Este trecho pareceu redigido pelo Luciano Huck (pela péssima qualidade gramatical). Vou pular.

“Opiniões distintas, contrárias e favoráveis ao governo, tanto sobre o isolamento como a retomada da economia, enfim, sobre o enfrentamento da crise, devem ter o mesmo espaço nos principais veículos de comunicação. Sem isso teremos descrédito e reação, deteriorando-se o ambiente de convivência e tolerância que deve vigorar numa democracia.”

Muito mal escrito (onde essa gente estudou?) – característica típica de textos de opinião publicados no Estadão, cujo público leitor é o segmento mais prepotente e subletrado do país.

Mas é possível comentar um ou dois pontos

Primeiro, a imperícia argumentativa de Mourão. Critica a imprensa por não dar voz ao contraditório mas seu texto está publicado nesta mesma imprensa. Ou é dissimulação ou é erro. Mas a terceira hipótese é melhor: é um ato falho.

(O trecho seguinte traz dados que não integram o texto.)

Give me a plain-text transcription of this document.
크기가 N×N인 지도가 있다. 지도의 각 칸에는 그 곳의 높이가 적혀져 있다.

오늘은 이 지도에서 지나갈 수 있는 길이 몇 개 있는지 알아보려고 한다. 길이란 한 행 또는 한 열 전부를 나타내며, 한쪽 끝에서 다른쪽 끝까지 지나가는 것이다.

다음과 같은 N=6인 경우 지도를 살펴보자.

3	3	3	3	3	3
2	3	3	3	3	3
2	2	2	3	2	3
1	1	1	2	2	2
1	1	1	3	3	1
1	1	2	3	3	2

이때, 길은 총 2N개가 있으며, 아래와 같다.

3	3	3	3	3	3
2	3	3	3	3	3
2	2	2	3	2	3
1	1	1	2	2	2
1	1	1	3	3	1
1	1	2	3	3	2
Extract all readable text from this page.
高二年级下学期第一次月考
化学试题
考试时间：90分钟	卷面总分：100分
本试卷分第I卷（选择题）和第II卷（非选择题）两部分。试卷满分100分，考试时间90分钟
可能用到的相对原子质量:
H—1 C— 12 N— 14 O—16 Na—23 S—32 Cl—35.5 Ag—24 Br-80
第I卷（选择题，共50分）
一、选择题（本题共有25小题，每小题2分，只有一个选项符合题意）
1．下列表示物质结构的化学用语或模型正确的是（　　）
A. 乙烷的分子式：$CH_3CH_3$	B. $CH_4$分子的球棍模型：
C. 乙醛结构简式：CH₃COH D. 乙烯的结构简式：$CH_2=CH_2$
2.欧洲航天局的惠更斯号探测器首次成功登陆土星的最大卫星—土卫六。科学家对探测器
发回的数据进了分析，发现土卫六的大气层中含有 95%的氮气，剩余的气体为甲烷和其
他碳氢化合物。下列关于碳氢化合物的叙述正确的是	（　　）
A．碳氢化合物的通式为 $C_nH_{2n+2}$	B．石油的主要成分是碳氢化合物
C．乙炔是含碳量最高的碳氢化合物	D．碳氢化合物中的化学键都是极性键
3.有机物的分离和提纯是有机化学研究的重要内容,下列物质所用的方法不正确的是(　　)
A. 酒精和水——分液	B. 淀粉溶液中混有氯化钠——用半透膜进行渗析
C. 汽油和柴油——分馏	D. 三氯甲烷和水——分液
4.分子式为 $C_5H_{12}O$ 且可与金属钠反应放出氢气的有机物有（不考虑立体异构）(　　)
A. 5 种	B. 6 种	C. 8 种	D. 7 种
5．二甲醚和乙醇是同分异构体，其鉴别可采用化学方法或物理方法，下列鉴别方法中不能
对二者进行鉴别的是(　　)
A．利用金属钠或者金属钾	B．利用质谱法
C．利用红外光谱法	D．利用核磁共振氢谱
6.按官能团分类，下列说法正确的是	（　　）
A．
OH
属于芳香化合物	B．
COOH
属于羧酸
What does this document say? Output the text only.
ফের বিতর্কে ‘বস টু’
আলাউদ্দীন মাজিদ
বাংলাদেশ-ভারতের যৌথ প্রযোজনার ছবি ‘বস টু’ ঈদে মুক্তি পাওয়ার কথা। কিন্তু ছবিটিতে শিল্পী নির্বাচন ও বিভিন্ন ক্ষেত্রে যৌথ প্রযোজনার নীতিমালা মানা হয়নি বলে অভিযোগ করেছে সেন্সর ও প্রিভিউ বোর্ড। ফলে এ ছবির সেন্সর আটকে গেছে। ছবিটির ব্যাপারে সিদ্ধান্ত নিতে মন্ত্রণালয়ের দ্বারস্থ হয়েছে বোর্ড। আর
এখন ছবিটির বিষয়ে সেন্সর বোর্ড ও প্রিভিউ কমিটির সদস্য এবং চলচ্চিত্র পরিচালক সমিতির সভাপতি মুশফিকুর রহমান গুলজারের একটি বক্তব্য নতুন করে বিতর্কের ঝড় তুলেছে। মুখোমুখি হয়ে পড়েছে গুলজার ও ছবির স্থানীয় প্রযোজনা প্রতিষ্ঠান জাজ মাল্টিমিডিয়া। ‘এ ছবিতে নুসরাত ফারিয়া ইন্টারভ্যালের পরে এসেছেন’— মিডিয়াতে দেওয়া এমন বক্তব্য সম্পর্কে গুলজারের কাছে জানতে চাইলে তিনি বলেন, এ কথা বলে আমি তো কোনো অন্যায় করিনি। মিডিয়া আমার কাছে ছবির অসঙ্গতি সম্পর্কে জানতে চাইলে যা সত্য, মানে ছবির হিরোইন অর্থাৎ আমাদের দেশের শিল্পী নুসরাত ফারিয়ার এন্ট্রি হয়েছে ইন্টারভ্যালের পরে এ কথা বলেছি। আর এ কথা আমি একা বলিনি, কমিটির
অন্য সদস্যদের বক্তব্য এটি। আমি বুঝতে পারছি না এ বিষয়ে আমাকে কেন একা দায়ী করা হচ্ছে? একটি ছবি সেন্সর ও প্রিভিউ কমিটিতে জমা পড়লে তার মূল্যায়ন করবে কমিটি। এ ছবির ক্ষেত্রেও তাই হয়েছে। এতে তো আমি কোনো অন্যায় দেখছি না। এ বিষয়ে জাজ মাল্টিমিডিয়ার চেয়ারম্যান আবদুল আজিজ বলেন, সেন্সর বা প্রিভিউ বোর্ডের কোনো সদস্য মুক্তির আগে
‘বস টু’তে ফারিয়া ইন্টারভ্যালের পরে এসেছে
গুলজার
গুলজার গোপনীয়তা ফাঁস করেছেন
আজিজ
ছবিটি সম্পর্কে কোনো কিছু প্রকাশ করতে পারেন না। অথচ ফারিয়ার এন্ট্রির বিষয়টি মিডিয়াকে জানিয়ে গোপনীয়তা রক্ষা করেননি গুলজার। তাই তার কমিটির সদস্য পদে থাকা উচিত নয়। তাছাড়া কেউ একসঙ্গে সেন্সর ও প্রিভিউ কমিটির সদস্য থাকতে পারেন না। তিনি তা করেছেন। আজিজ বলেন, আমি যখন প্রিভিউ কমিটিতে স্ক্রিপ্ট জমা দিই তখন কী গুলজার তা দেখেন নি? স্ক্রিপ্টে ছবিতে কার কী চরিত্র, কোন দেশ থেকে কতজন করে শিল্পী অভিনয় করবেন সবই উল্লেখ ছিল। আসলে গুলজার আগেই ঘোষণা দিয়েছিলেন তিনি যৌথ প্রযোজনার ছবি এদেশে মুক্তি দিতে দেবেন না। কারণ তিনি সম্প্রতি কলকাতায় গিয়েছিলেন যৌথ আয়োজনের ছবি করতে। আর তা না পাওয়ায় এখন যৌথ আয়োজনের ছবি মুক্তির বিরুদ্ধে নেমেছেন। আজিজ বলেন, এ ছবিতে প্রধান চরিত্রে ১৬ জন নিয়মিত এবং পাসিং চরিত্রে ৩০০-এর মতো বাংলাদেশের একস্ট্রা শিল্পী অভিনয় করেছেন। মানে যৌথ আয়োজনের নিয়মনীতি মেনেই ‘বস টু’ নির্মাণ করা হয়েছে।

Mourão se junta aos que criticam Bolsonaro (usa o mesmo tom, a mesma voz, o mesmo léxico, as mesmas direções e o mesmo suporte), demarcando a diferença e se autoidentificando como a famigerada opção democrática prevista na Constituição.

Haveria uma quarta possibilidade que seria a hipocrisia. Mas esta é descartada de imediato

Se Mourão quer ser hipócrita, ele tem que se esforçar mais.

Sigamos a tortuosa tristeza que é ler o texto de alguém que desconhece a arte da escrita:

“O segundo ponto é a degradação do conhecimento político por quem deveria usá-lo de maneira responsável”

‘Degradação’. Mais uma palavra que pertence ao discurso anti-Bolsonaro.

Antes que alguém se pergunte, sim, as palavras têm ‘donos’. Esse é o funcionamento básico do mundo do discurso postulado pelos estudos da linguagem desde os anos 60, quando os franceses criaram uma derivação teórico-metodológica da linguística, a ‘análise do discurso francesa’.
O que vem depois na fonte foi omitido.